23 April 2015

Driving a bus

Back when I first started this blog, I was working in the city and catching the bus to work. In fact, that's what inspired me to start blogging, in a round about way.

We were sitting at a red light one morning and the bus was making funny noises and the suspension seemingly levelling the bus out. I wondered if the driver was doing it, or whether it was automatic, so I googled it when I got home and came across Dave's blog. I thought, I could do that, blogging I mean, and started this blog shortly after. I've since created a couple of other blogs and had a couple of other jobs.

About three weeks ago I started a new job and I won't give you any guesses what it is, because it's in the title. I'm now driving buses for a living.

I didn't wipe the lens properly before I handed my iPhone over to a colleague, so the pic is a bit dodgy.



















We started off the training early this month, covering all sorts of stuff like customer services, driver fatigue, ticketing, manual handling, even national security. The classroom stuff was interspersed with route familiarisation where we took it in turns driving around the area the company services. We have several types of bus in the fleet, from old, manual Volvo B10Ms to nice flash Mercedes coaches, so we got a broad taste. The pic above is during our route familiarisation, in a Mercedes low floor bus. I have to publicly state here that the trainers at my company are brilliant. They're serious about the job they do, but they also have great senses of humour.

Today was my first time with paying passengers and it's quite a leap from driving around with your course-mates sitting behind you, ribbing you when you mount a curb, or make a wrong turn, to carrying real passengers that might ring up the depot and complain.

I had a split shift today, the first part of which was an express run into the city. My mentor did the run in and I drove empty back to the depot. That particular bus had brakes that you needed to stand on to get them to work. In Aussie parlance, bus 512 was a shit-box. I pretty much had the hang of it by the time we got back though.

The afternoon shift was a school run and fortunately it was one of the better schools in the area, the one my step-daughters attended. The bus for this run had brakes the total opposite of the morning run, to the point that it didn't take long before I realised the kids had noticed I was braking a bit heavy. A bus full of kids going, "Ooooh!" and bags falling over every time I pulled up, tends to teach you to be gentle. I did get some feedback from one of the kids, whose mum is a friend of the family. Apparently I did okay, not sure what that says about the other drivers doing that run.
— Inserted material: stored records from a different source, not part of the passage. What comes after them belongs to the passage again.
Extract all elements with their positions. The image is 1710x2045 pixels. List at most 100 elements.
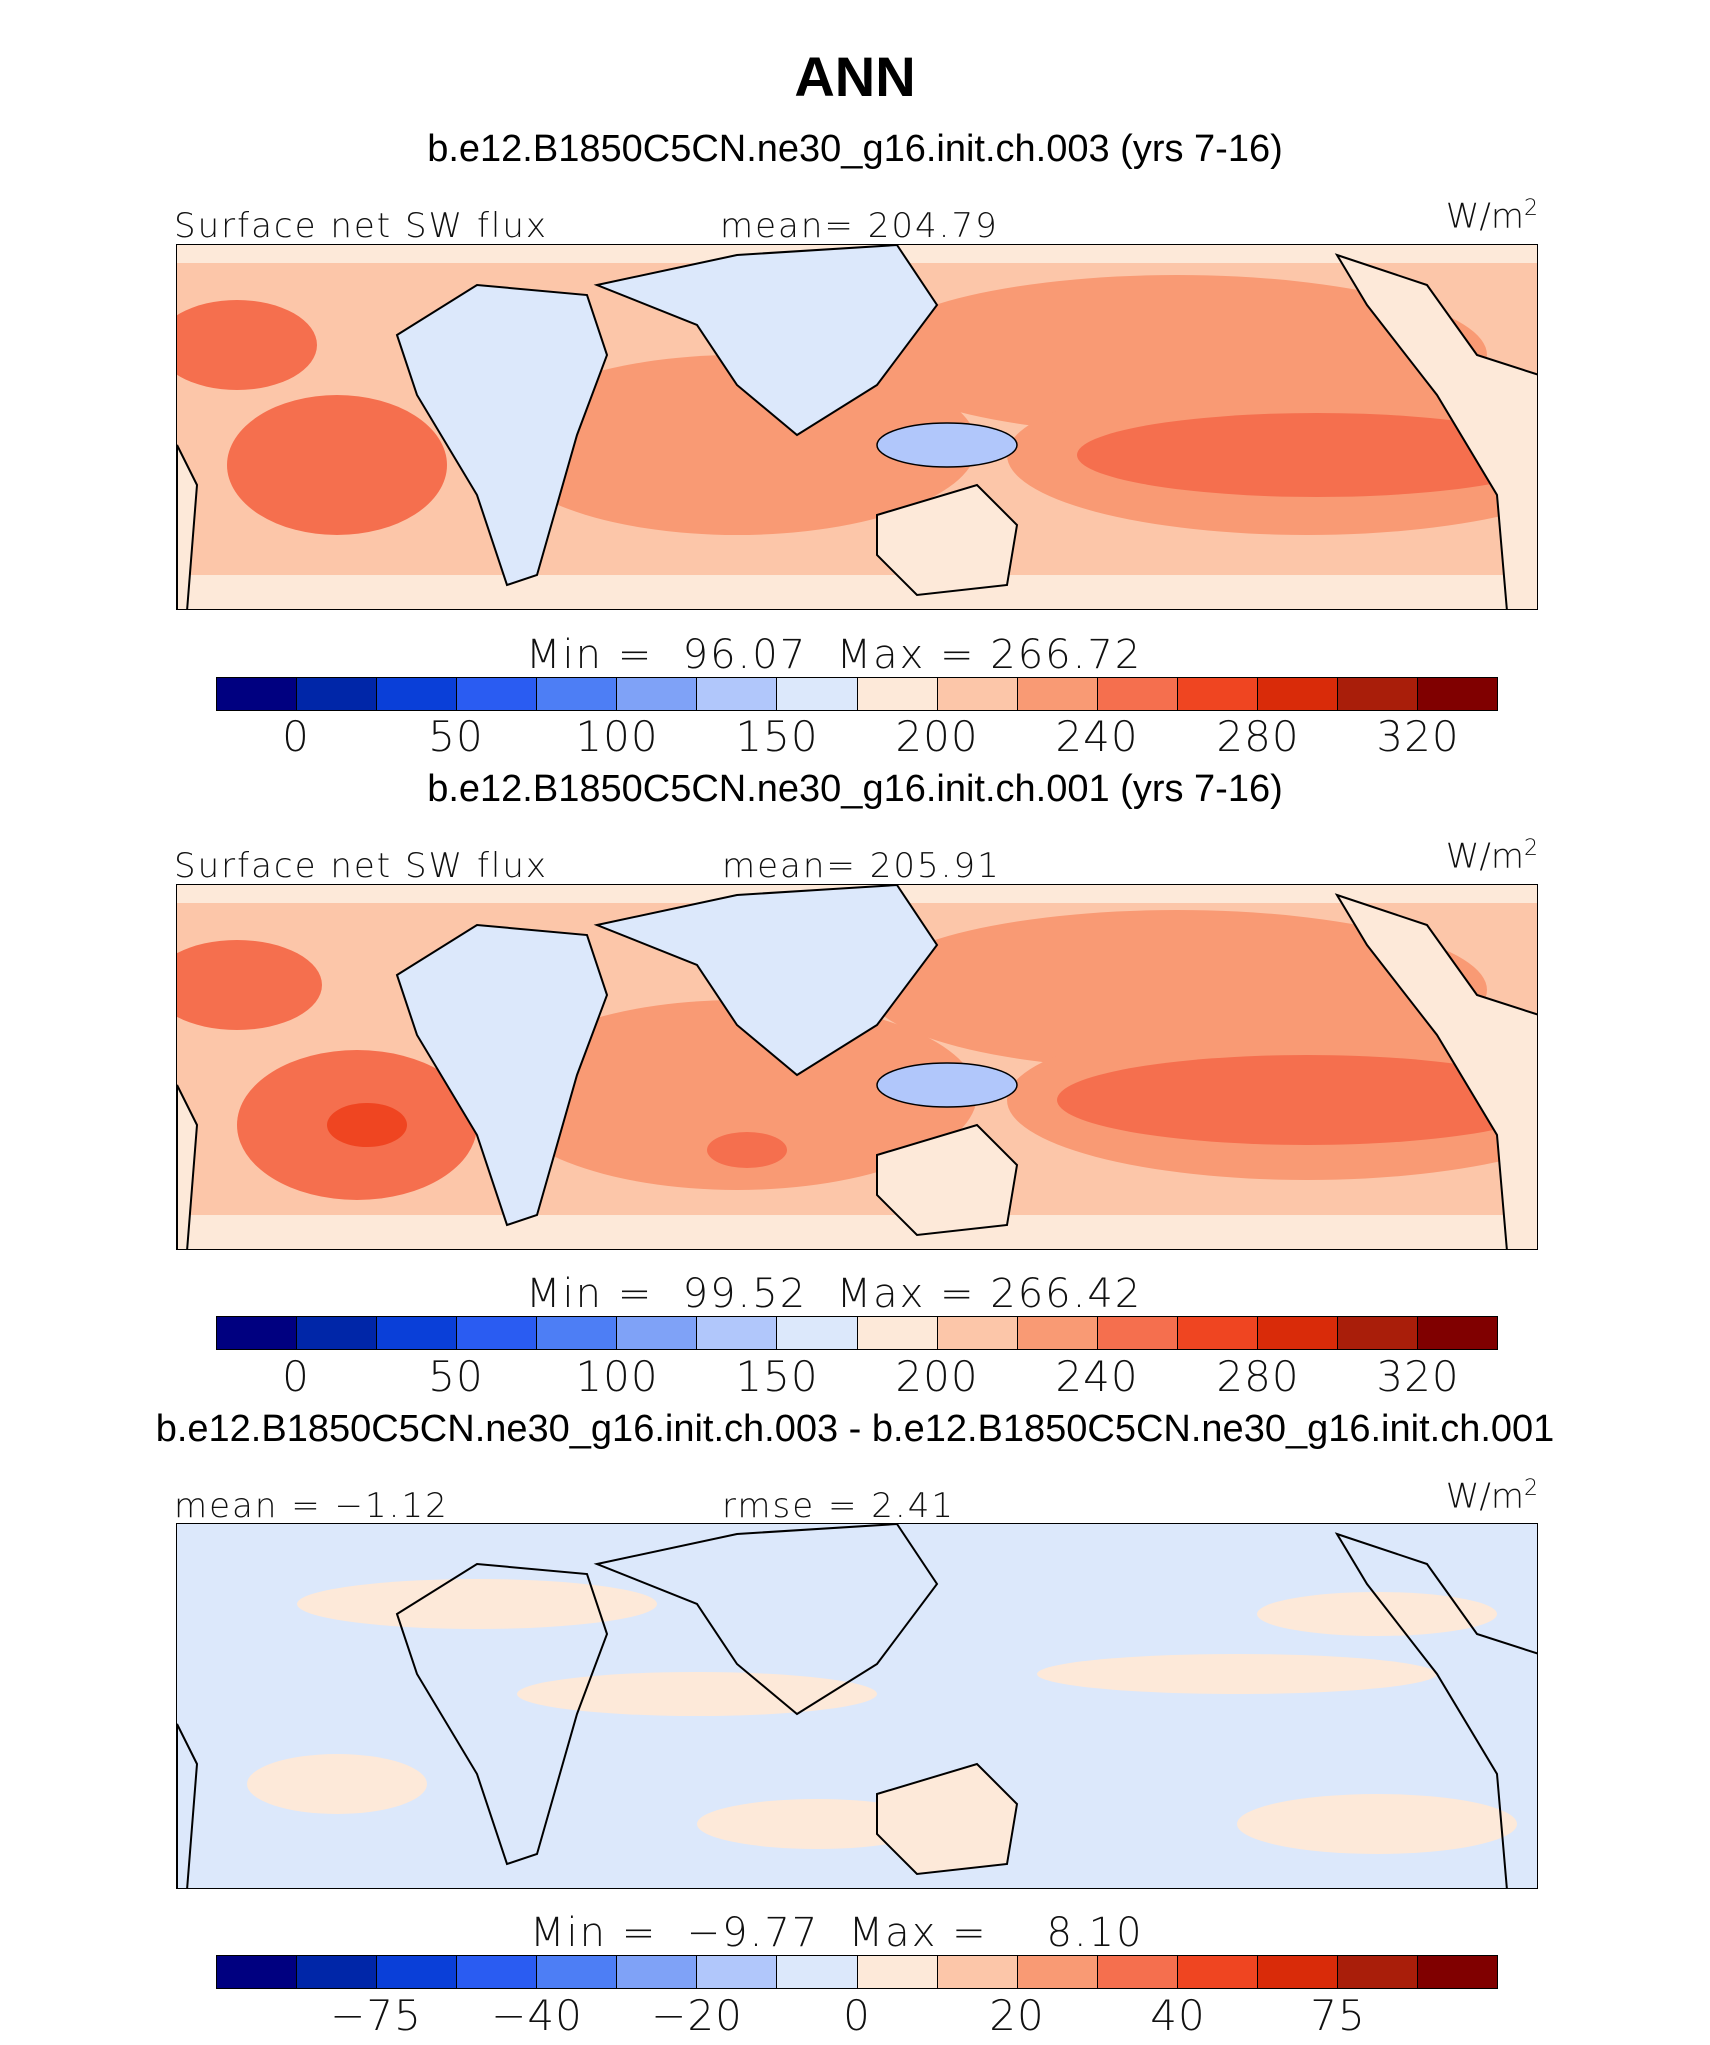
panel-2-stat-label: mean= bbox=[722, 846, 857, 886]
colorbar-segment bbox=[457, 1956, 538, 1988]
panel-diff-tick-0: −75 bbox=[330, 1991, 422, 2040]
panel-diff-field-positive-1 bbox=[297, 1579, 657, 1629]
colorbar-segment bbox=[777, 678, 858, 710]
colorbar-segment bbox=[857, 1317, 938, 1349]
panel-1-tick-1: 50 bbox=[428, 712, 484, 761]
colorbar-segment bbox=[297, 678, 378, 710]
panel-1-tick-3: 150 bbox=[735, 712, 819, 761]
panel-1-south-america-west bbox=[177, 444, 199, 609]
panel-2-field-south-high-lat bbox=[177, 1215, 1537, 1249]
panel-1-field-south-high-lat bbox=[177, 575, 1537, 609]
colorbar-segment bbox=[297, 1956, 378, 1988]
panel-2-colorbar bbox=[216, 1316, 1498, 1350]
colorbar-segment bbox=[617, 678, 698, 710]
panel-2-americas-land bbox=[1334, 893, 1537, 1249]
panel-2-tick-4: 200 bbox=[895, 1352, 979, 1401]
panel-2-maritime-continent bbox=[876, 1062, 1018, 1108]
panel-2-field-north-atlantic-max bbox=[177, 940, 322, 1030]
panel-1-stat-value: 204.79 bbox=[867, 206, 999, 246]
colorbar-segment bbox=[697, 678, 778, 710]
panel-1-americas-land bbox=[1334, 253, 1537, 609]
panel-2-asia-land bbox=[593, 885, 939, 1077]
panel-2-stat-value: 205.91 bbox=[869, 846, 1001, 886]
panel-2-variable-label: Surface net SW flux bbox=[174, 846, 549, 886]
colorbar-segment bbox=[1177, 1956, 1258, 1988]
colorbar-segment bbox=[1337, 1956, 1418, 1988]
colorbar-segment bbox=[937, 678, 1018, 710]
panel-diff-australia-land bbox=[876, 1762, 1019, 1876]
panel-diff-minmax: Min = −9.77 Max = 8.10 bbox=[530, 1910, 1144, 1956]
panel-2-field-indian-ocean-core bbox=[707, 1132, 787, 1168]
colorbar-segment bbox=[697, 1956, 778, 1988]
colorbar-segment bbox=[937, 1956, 1018, 1988]
panel-1-field-south-atlantic-max bbox=[227, 395, 447, 535]
colorbar-segment bbox=[1257, 678, 1338, 710]
panel-2-tick-0: 0 bbox=[282, 1352, 310, 1401]
panel-2-map bbox=[176, 884, 1538, 1250]
colorbar-segment bbox=[537, 1956, 618, 1988]
panel-2-tick-7: 320 bbox=[1376, 1352, 1460, 1401]
colorbar-segment bbox=[457, 678, 538, 710]
panel-2-tick-6: 280 bbox=[1216, 1352, 1300, 1401]
panel-2-africa-land bbox=[395, 923, 609, 1227]
panel-1-minmax: Min = 96.07 Max = 266.72 bbox=[526, 632, 1143, 678]
panel-diff-mean-label: mean = bbox=[174, 1486, 322, 1526]
panel-diff-map bbox=[176, 1523, 1538, 1889]
panel-1-stat-label: mean= bbox=[720, 206, 855, 246]
panel-2-field-indian-ocean bbox=[497, 1000, 977, 1190]
colorbar-segment bbox=[1177, 1317, 1258, 1349]
panel-1-tick-7: 320 bbox=[1376, 712, 1460, 761]
panel-2-tick-3: 150 bbox=[735, 1352, 819, 1401]
panel-diff-mean: mean = −1.12 bbox=[174, 1486, 449, 1526]
panel-2-tick-1: 50 bbox=[428, 1352, 484, 1401]
panel-1-australia-land bbox=[876, 483, 1019, 597]
colorbar-segment bbox=[217, 678, 298, 710]
colorbar-segment bbox=[537, 678, 618, 710]
panel-diff-colorbar bbox=[216, 1955, 1498, 1989]
panel-diff-rmse: rmse = 2.41 bbox=[722, 1486, 955, 1526]
panel-1-tick-5: 240 bbox=[1055, 712, 1139, 761]
panel-2-australia-land bbox=[876, 1123, 1019, 1237]
panel-1-tick-4: 200 bbox=[895, 712, 979, 761]
panel-2-map-svg bbox=[177, 885, 1537, 1249]
colorbar-segment bbox=[1417, 1956, 1497, 1988]
panel-1-maritime-continent bbox=[876, 422, 1018, 468]
colorbar-segment bbox=[377, 1317, 458, 1349]
colorbar-segment bbox=[537, 1317, 618, 1349]
panel-2-tick-2: 100 bbox=[575, 1352, 659, 1401]
panel-diff-tick-1: −40 bbox=[491, 1991, 583, 2040]
colorbar-segment bbox=[617, 1956, 698, 1988]
colorbar-segment bbox=[217, 1317, 298, 1349]
colorbar-segment bbox=[1337, 1317, 1418, 1349]
panel-diff-rmse-label: rmse = bbox=[722, 1486, 859, 1526]
panel-2-south-america-west bbox=[177, 1084, 199, 1249]
panel-1-tick-2: 100 bbox=[575, 712, 659, 761]
colorbar-segment bbox=[1017, 1956, 1098, 1988]
panel-diff-africa-land bbox=[395, 1562, 609, 1866]
panel-diff-tick-2: −20 bbox=[651, 1991, 743, 2040]
colorbar-segment bbox=[457, 1317, 538, 1349]
colorbar-segment bbox=[1097, 1956, 1178, 1988]
panel-1-colorbar bbox=[216, 677, 1498, 711]
colorbar-segment bbox=[857, 1956, 938, 1988]
panel-1-variable-label: Surface net SW flux bbox=[174, 206, 549, 246]
colorbar-segment bbox=[1177, 678, 1258, 710]
colorbar-segment bbox=[377, 1956, 458, 1988]
panel-diff-tick-4: 20 bbox=[989, 1991, 1045, 2040]
panel-diff-south-america-west bbox=[177, 1723, 199, 1888]
panel-1-africa-land bbox=[395, 283, 609, 587]
panel-1-field-south-pacific-max bbox=[1077, 413, 1537, 497]
panel-diff-tick-3: 0 bbox=[843, 1991, 871, 2040]
panel-2-tick-5: 240 bbox=[1055, 1352, 1139, 1401]
colorbar-segment bbox=[297, 1317, 378, 1349]
colorbar-segment bbox=[777, 1317, 858, 1349]
colorbar-segment bbox=[1097, 678, 1178, 710]
colorbar-segment bbox=[1097, 1317, 1178, 1349]
panel-diff-map-svg bbox=[177, 1524, 1537, 1888]
colorbar-segment bbox=[1257, 1956, 1338, 1988]
panel-1-asia-land bbox=[593, 245, 939, 437]
panel-1-title: b.e12.B1850C5CN.ne30_g16.init.ch.003 (yr… bbox=[427, 128, 1283, 170]
panel-diff-field-positive-4 bbox=[1257, 1592, 1497, 1636]
colorbar-segment bbox=[617, 1317, 698, 1349]
panel-2-units: W/m2 bbox=[1445, 836, 1538, 877]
I'm on a big learning curve at the moment. I've sort of got the hang of getting 12 metres of bus through some pretty tight turns and chicanes, but I still need to get used to the ticketing, remembering to stop at bus stops and then open the doors, and learning the routes. At the moment though, it's a pretty good job and it seems there are quite a few old hands at the depot who agree.

Did I mention the pay's not bad too?